Money is taxed whenever it moves from one hand to the other, “unless those hands are already rich, which is cheeky.” The young Austrian is concerned with the principle: Large inheritances like hers are not private, and the state has to redistribute large parts of these funds.
In her case, Marlene Engelhorn considers an inheritance tax of 90 to 95 percent to be appropriate. It also has to do with democracy. Because the rich and super-rich have far too much power in politics and society. Money and power are so closely intertwined in their homeland that it is “a fire hazard for a democracy”.
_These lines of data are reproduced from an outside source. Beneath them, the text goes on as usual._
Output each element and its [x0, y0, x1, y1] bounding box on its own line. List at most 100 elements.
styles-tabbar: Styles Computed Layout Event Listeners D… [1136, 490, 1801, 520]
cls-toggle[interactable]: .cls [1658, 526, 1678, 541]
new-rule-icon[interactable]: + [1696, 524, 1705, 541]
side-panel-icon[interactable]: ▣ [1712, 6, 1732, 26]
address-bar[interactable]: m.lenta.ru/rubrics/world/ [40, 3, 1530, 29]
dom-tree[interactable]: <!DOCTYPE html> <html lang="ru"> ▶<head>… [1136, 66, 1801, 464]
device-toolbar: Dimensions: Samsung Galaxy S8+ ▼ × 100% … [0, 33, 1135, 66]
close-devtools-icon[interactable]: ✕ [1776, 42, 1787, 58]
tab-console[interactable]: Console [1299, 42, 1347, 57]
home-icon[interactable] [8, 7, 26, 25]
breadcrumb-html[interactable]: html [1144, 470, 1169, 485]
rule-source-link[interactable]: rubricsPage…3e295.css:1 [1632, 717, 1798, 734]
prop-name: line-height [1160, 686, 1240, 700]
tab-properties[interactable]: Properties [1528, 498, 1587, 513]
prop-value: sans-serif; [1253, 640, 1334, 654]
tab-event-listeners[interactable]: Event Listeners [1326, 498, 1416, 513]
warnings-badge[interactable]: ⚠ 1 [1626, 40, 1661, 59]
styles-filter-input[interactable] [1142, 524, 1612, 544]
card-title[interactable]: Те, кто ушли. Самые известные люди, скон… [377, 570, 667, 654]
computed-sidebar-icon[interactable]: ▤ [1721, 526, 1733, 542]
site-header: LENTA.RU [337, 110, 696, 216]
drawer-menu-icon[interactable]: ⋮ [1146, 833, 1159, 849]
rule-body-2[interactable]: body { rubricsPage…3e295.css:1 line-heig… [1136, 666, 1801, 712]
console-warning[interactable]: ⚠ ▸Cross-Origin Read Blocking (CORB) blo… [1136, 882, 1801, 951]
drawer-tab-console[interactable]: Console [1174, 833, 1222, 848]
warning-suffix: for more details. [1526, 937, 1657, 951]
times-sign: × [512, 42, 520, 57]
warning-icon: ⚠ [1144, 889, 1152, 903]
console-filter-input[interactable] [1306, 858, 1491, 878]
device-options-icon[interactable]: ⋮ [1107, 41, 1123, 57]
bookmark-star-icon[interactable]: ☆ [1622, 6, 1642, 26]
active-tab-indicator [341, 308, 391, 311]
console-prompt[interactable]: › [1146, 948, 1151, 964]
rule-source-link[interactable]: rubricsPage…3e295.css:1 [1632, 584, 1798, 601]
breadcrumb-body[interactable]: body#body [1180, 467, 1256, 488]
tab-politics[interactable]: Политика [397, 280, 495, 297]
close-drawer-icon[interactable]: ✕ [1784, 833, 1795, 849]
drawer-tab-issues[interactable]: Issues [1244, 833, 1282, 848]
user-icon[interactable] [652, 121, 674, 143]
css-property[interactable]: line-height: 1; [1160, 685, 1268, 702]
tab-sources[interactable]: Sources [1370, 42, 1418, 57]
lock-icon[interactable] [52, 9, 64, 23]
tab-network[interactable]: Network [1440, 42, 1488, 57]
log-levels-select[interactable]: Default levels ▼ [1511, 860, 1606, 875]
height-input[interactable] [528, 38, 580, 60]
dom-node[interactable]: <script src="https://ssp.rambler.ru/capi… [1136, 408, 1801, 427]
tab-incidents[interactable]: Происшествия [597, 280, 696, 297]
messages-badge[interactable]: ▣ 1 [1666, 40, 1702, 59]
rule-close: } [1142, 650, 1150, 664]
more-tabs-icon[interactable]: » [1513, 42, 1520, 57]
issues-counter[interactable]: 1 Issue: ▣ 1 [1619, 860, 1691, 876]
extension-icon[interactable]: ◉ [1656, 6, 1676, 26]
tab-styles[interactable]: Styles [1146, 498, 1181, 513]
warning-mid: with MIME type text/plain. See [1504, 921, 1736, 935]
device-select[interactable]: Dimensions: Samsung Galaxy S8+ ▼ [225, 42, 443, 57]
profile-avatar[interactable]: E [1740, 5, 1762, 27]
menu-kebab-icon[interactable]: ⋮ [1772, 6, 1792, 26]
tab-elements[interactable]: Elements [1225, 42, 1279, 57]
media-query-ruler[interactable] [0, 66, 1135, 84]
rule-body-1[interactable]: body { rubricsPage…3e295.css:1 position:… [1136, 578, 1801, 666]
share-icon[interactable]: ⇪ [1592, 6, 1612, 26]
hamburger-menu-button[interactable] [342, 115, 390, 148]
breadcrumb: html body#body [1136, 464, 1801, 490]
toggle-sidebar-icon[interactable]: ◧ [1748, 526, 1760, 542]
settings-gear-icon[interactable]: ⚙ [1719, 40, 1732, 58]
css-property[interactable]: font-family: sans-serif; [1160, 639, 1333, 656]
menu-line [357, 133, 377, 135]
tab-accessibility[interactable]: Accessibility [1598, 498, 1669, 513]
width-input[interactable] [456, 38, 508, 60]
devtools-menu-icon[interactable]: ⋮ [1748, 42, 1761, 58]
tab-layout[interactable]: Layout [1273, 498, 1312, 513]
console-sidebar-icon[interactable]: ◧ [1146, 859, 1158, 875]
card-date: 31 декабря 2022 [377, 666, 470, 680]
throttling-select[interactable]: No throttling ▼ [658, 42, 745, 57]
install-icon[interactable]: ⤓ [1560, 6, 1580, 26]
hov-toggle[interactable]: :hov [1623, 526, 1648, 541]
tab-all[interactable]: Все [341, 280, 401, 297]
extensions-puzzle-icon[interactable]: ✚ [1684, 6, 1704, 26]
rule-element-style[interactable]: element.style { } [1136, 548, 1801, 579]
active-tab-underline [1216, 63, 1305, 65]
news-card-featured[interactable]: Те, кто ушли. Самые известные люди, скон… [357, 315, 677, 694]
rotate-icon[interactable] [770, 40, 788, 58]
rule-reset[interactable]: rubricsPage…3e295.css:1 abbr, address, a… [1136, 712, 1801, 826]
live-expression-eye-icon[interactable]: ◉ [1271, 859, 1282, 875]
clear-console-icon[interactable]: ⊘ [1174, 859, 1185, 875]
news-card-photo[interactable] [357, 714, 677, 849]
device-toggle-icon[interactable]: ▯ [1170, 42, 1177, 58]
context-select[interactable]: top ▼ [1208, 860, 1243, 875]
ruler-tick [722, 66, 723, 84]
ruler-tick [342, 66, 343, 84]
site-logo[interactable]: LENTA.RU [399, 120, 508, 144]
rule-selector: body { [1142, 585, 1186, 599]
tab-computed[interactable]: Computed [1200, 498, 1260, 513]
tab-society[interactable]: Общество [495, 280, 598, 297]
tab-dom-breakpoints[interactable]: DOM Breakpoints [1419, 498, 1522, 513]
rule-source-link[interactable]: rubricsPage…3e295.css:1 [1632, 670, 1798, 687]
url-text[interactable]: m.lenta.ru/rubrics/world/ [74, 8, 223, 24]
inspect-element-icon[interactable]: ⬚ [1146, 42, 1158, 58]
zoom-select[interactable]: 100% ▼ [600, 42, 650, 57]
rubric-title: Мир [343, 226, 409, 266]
Engelhorn also has a view of Germany across the border. She thought it was the wrong way to use her expected inheritance in a meaningful way, for example through a charitable foundation. Big donors like Bill Gates, a multi-billionaire from the United States, would wield far too much power.
Societies should not rely on the generosity of a few super-rich. Rather, the distribution of wealth in a democracy must be decided democratically. Marlene Engelhorn’s path to these insights took a long time.
Because she grew up in a very wealthy family that was “closed off from everything else” – private kindergarten, private school, a bubble of the rich and privileged who kept to themselves. It wasn’t until college that she got to know and appreciate people from different backgrounds, and she had to figure out if they could afford coffee after class.
Marlene Engelhorn began to think about her own ancestors. And it was like a “catalyst” when she found out about her forthcoming million-dollar inheritance: Marlene Engelhorn has dedicated herself to the fight for more tax justice.
In a preliminary interview, Engelhorn laid down the basic rules for the interview: she would no longer address personal matters. Still, it takes a look at her family to understand why she’s among the super-rich.
Engelhorn’s grandmother is the widow of Peter Engelhorn, who was a partner in the Boehringer Mannheim Group and great-grandson of BASF founder Friedrich Engelhorn. Her grandmother received a large sum of money after the company was sold to the pharmaceutical The chemical company Hoffmann-La Roche for several billion dollars.
Her net worth is estimated at $4.2 billion by Forbes. According to media reports, Marlene Engelhorn is to inherit millions, which she wants to generously distribute to society: “Money is power.” Influence is the source of power.
And when I see others suffering because of my wealth and power, the most logical thing for me to do is to share what I have.” Because of Corona, Engelhorn does not carry out any welcoming rituals. Her top was tucked into her chino style pants.
Again and again she wipes her short hair from her face with a quick hand movement. Tattoos cover the entire left forearm. The meeting will take place in Vienna’s Josef Strauss Park. Not much going on this morning except for a few people exercising.